Under a federal law designed to protect polar bears and other marine mammals, the Interior Department, of which the Bureau of Land Management and the Fish and Wildlife Service are a part, can authorize “incidental harassment” of a small number of animals during activities in an area like a refuge. An authorization usually involves lengthy discussion and negotiations between government scientists and those proposing the activity.
In its application, the Native village corporation that proposed the survey, the Kaktovik Iñupiat Corporation, said it would take several steps to detect bears in their dens and avoid contact with them, including reconnaissance flights in late January, before any trucks begin operating. Such flights would use infrared cameras to detect heat from bears.

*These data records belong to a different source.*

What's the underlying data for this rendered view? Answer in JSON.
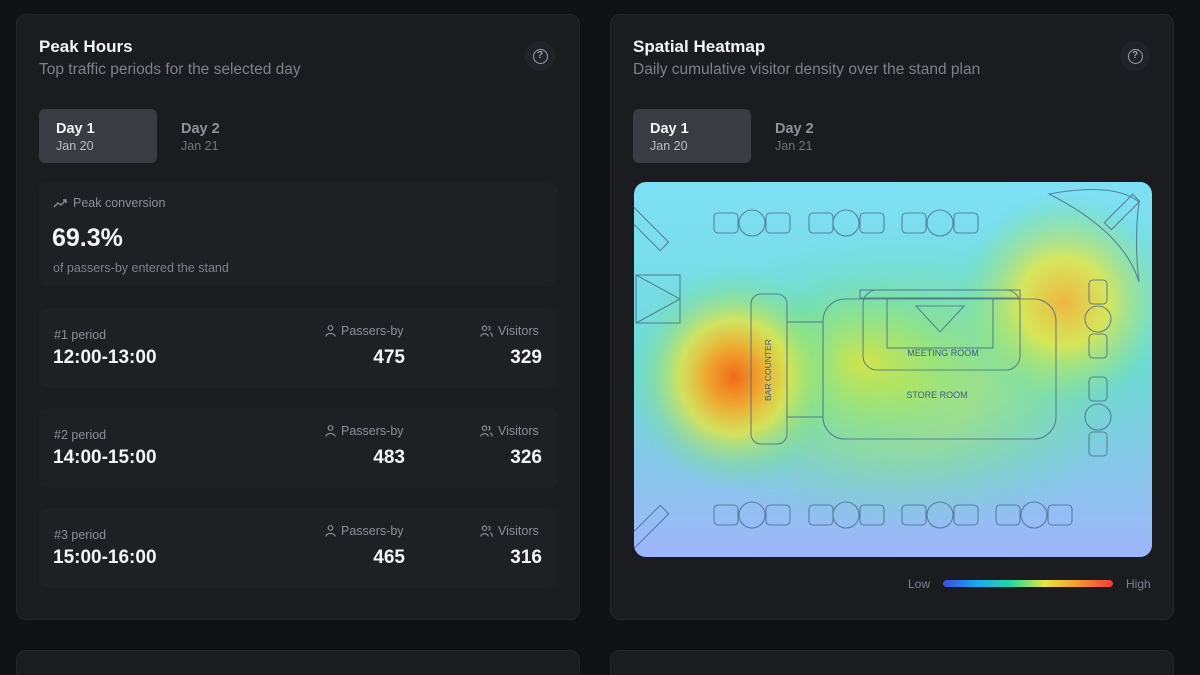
{
  "peak_hours": {
    "title": "Peak Hours",
    "subtitle": "Top traffic periods for the selected day",
    "tabs": [
      {
        "label": "Day 1",
        "date": "Jan 20",
        "active": true
      },
      {
        "label": "Day 2",
        "date": "Jan 21",
        "active": false
      }
    ],
    "conversion": {
      "label": "Peak conversion",
      "value": "69.3%",
      "description": "of passers-by entered the stand"
    },
    "columns": {
      "passers_by": "Passers-by",
      "visitors": "Visitors"
    },
    "periods": [
      {
        "label": "#1 period",
        "time": "12:00-13:00",
        "passers_by": "475",
        "visitors": "329"
      },
      {
        "label": "#2 period",
        "time": "14:00-15:00",
        "passers_by": "483",
        "visitors": "326"
      },
      {
        "label": "#3 period",
        "time": "15:00-16:00",
        "passers_by": "465",
        "visitors": "316"
      }
    ]
  },
  "spatial_heatmap": {
    "title": "Spatial Heatmap",
    "subtitle": "Daily cumulative visitor density over the stand plan",
    "tabs": [
      {
        "label": "Day 1",
        "date": "Jan 20",
        "active": true
      },
      {
        "label": "Day 2",
        "date": "Jan 21",
        "active": false
      }
    ],
    "map_labels": {
      "bar_counter": "BAR COUNTER",
      "meeting_room": "MEETING ROOM",
      "store_room": "STORE ROOM"
    },
    "legend": {
      "low": "Low",
      "high": "High"
    }
  },
  "icons": {
    "help": "help-circle-icon",
    "trend": "trending-up-icon",
    "passers": "person-walking-icon",
    "visitors": "users-icon"
  },
  "colors": {
    "background": "#111215",
    "card": "#1a1c20",
    "active_tab": "#393c43"
  }
}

Survey crews would then establish a one-mile buffer zone around each den to avoid disturbing the bears and perhaps causing them to leave their dens, which could threaten the survival of the cubs.
A study published this year questioned the effectiveness of airborne thermal cameras. It found that over more than a decade using them on the North Slope of Alaska, oil companies located fewer than half of the known dens of maternal bears and their infant cubs.
The village corporation’s proposal originally called for a single reconnaissance flight. But the Fish and Wildlife Service said that the proposal now included three flights, all of which would occur before trucks entered the refuge. On average, dens on the coastal plain are covered by less than 100 centimeters, or about 39 inches, of snow, the service said, and having three flights “increases the likelihood of detecting dens at less than 100 cm deep to 98 percent.”
Environmental groups have also objected to the plan for a seismic survey because of the potential damage heavy trucks could do to the delicate Arctic tundra, even under snow cover. Tracks from the only other survey conducted there, in the 1980s, are still visible today.